APIs are making it possible for smaller, rural organizations to feasibly use these technologies because implementation is seamless and less costly, Krenn said.
“The Smart Arm FHIR platform has opened up a lot of possibilities to giving particularly rural-based clinicians a lot more tools available to them at a lower entry of cost than maybe what you have for a traditional software application,” he explained.

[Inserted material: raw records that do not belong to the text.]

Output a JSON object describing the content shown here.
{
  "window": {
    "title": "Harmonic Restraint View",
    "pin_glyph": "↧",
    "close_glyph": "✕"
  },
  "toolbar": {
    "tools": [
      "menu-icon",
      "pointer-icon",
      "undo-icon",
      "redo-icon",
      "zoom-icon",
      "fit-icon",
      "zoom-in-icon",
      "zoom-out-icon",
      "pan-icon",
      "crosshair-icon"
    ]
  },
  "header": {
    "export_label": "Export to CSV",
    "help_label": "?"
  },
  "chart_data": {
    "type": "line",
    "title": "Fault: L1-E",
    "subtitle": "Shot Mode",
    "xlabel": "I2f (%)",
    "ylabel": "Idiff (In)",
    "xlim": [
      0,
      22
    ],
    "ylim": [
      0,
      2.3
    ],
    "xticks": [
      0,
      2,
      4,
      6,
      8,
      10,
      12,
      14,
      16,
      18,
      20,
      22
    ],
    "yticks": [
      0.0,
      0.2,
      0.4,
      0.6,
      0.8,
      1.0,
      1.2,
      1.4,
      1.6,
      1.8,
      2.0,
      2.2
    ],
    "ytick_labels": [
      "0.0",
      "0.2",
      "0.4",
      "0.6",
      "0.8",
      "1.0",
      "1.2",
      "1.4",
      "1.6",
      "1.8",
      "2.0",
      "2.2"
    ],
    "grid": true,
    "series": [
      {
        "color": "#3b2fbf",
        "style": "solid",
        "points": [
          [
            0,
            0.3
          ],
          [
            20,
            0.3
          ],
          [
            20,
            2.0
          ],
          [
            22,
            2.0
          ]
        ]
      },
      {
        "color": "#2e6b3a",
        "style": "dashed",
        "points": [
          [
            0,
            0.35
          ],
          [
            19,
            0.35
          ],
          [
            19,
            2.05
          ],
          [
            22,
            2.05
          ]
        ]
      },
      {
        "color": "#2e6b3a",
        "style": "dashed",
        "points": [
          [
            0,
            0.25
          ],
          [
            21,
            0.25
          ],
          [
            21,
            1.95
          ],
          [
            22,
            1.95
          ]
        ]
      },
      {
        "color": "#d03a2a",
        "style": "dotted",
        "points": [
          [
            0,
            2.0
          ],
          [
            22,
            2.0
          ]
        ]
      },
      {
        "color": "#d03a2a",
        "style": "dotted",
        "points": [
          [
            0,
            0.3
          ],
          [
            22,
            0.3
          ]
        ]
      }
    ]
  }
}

“That's what makes these types of tools attractive to organizations who are looking to embed them in their electronic health records,” he continued. “All of the major EHRs support the FHIR standard, and so once you get that set up with your EHR vendor, layering on additional tools goes much faster than any type of a software installation that we do, typically, and it makes the tool just that much more useful.”
That’s exactly what is next on the docket for CoxHealth, Krenn suggested. As the rural health system continues its work to connect patients with essential healthcare services, it will need to leverage more health IT. Going forward, the organization plans to leverage its FHIR platform to plug into new technologies to meet those patient needs.
“In addition to clinical decision support tools, we're also trying to bring some of that specialty support and some of that ancillary support to the rural practices through the use of telemedicine,” Krenn concluded. “That's a large focus for us and for providers around the country, particularly for rural practices where patients may have difficulty receiving those services otherwise.”